Eşitlik kavramı üzerine
Eşitlik kavramı üzerine
İbrahim Selvi
09 Aralık 2021
Eşitlik kavramı matematiksel bir kavram olmakla birlikte, sosyal yaşamın diğer alanlarında da göz önünde tutulan hayati bir unsurdur.
Adaletin sağlanmasında, iktisat teorisinin her alanında ve insanlar arasındaki ihtilafların giderilmesinde, varlık ve taşınmazların paylaşılmasında, cinsiyet eşitliği gibi bir çok şeyde eşitlik unsuru vazgeçilmezimiz olmaktadır.
Ançak fen bilimlerinin çok gelişme göstermediği toplumlarda eşitlik kavramı daha çok güç eksenli gelişme gösteriyor.
Bunun karşısında toplumda eşitliği sağlamak yönlü politikalar öne çıkmak yerine daha çok şairlik edebiyat ya da laf u gaf “Yeliz” şiir ön plana çıkıyor.
Bireysel açıdan bakınca da öyle, İnsan bilincinde matematik ağırlıklı mantıksal bir kaidenin gelişme göstermemesi durumunda insan, daha duygusal ve buna bağlı herşeye inanma yollu hayalcilik “şiir, şairlik” kendine daha çok alan açıyor.

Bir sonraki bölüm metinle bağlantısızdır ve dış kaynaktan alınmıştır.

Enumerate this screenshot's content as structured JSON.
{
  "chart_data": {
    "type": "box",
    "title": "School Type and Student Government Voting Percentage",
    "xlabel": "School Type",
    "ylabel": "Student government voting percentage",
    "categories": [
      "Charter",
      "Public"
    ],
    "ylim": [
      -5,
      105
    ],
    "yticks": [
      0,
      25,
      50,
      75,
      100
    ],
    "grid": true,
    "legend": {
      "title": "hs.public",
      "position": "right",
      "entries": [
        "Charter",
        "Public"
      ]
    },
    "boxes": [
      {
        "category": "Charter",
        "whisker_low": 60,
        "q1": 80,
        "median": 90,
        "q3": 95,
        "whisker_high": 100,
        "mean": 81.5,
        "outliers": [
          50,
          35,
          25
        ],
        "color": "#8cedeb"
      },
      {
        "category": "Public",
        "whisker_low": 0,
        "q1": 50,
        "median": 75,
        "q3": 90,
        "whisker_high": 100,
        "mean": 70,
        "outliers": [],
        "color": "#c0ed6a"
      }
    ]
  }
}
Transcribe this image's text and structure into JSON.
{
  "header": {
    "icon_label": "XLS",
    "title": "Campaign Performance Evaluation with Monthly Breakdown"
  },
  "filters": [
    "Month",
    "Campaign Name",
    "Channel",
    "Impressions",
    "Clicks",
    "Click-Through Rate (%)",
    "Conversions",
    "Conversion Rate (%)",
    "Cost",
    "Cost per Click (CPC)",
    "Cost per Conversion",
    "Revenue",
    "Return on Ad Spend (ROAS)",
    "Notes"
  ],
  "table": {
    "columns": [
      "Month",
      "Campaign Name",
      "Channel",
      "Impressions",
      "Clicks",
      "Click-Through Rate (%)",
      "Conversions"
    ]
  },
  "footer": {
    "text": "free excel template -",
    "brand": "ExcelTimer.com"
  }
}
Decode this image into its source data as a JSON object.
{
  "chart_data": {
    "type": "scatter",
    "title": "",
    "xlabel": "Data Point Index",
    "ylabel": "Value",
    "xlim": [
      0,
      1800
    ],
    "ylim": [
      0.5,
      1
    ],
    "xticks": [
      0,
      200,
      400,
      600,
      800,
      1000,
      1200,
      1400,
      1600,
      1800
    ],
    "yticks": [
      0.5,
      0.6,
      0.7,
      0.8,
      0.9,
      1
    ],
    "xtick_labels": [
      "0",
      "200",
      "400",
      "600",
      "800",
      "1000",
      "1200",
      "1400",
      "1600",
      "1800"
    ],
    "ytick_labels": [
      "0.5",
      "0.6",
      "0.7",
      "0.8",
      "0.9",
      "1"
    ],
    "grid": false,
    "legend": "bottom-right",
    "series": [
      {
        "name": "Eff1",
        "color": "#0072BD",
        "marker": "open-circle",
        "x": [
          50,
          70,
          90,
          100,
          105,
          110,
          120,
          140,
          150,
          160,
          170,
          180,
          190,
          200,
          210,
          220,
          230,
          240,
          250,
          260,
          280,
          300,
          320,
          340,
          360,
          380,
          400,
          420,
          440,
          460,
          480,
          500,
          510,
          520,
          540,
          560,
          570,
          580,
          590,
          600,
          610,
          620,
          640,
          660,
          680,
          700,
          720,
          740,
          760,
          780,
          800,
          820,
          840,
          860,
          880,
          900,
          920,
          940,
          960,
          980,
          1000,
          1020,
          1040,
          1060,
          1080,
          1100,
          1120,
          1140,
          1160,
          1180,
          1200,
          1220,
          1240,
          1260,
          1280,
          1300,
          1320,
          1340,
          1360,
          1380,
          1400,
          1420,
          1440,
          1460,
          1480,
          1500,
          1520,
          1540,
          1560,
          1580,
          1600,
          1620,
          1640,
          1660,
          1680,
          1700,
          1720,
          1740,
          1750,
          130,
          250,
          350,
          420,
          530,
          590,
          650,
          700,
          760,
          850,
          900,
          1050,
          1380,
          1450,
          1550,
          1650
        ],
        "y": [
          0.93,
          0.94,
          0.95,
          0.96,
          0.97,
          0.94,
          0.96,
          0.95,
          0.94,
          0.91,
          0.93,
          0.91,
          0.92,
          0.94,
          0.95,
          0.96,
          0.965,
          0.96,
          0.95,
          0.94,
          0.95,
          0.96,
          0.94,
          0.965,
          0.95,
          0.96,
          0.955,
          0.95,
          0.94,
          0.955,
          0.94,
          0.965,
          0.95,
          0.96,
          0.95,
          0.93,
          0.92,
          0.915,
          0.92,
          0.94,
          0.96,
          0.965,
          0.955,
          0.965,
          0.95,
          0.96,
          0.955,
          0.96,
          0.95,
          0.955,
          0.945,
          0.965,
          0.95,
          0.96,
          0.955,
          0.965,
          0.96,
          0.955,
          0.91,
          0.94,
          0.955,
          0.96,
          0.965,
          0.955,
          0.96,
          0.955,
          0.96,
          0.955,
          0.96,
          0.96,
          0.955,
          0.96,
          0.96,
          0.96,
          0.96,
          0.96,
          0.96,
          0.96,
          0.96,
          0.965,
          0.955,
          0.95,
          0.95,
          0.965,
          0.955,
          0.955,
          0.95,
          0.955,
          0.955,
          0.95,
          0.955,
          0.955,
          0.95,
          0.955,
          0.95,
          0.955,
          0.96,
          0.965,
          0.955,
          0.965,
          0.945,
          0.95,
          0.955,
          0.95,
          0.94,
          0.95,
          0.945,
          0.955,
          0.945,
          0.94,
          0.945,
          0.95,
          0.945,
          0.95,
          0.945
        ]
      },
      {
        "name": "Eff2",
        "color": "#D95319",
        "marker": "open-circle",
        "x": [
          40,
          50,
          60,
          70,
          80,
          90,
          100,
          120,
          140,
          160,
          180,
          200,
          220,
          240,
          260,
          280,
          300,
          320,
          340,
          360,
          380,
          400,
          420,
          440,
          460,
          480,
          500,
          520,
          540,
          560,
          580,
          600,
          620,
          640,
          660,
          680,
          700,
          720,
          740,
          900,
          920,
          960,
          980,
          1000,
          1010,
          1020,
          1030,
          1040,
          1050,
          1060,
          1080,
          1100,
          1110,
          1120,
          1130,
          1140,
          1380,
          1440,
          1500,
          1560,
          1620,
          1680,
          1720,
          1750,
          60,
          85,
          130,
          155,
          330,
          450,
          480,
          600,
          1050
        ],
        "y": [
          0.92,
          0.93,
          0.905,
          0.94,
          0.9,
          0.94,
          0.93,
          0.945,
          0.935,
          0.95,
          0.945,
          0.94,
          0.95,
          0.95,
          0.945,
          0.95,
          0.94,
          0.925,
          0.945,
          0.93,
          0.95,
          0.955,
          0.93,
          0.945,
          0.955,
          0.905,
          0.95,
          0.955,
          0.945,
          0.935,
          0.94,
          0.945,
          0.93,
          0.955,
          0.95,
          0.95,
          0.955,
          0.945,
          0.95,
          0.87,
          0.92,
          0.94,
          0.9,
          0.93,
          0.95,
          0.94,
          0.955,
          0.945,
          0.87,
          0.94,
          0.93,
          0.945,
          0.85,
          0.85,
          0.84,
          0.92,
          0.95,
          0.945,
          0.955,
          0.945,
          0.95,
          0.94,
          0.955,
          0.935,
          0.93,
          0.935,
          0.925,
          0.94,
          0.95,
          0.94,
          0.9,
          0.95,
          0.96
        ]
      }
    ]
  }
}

Çünkü kişi kendi adamına, kendi görüşüne yatkın fikre inanmak istiyor yani inanç ve değerler bilimsel mantıksal süzgeç barındırmadığı için gelişmede duygusal, hazsal, “ benim adamım, benim partim, takımım” ego yönlü gelişiyor.
Acilde haber var....
Doktor;
Eğitimin değer yaratacağı yarattığı inkar edilemez.
Ançak nasıl eğitim?
İyi kazanç sağlayacak mesleği edinmek için yarış atı gibi yaşama gözlerini kapayarak yıldırım gibi hedefe kilitlenmek, koşmak iyi eğitim almanın Türkiye’de ön koşulu.....
Doktor;
Acil servise iki çift maskesiz girmişler.
Görevli doktor çiftlere yönelerek “ ya maskelerinizi takın ya da dışarıya çıkın” diyor.
Doktor, iyi bir Tıp Fakültesi’nden en uzun süreli eğitimi alan meslek sahibi.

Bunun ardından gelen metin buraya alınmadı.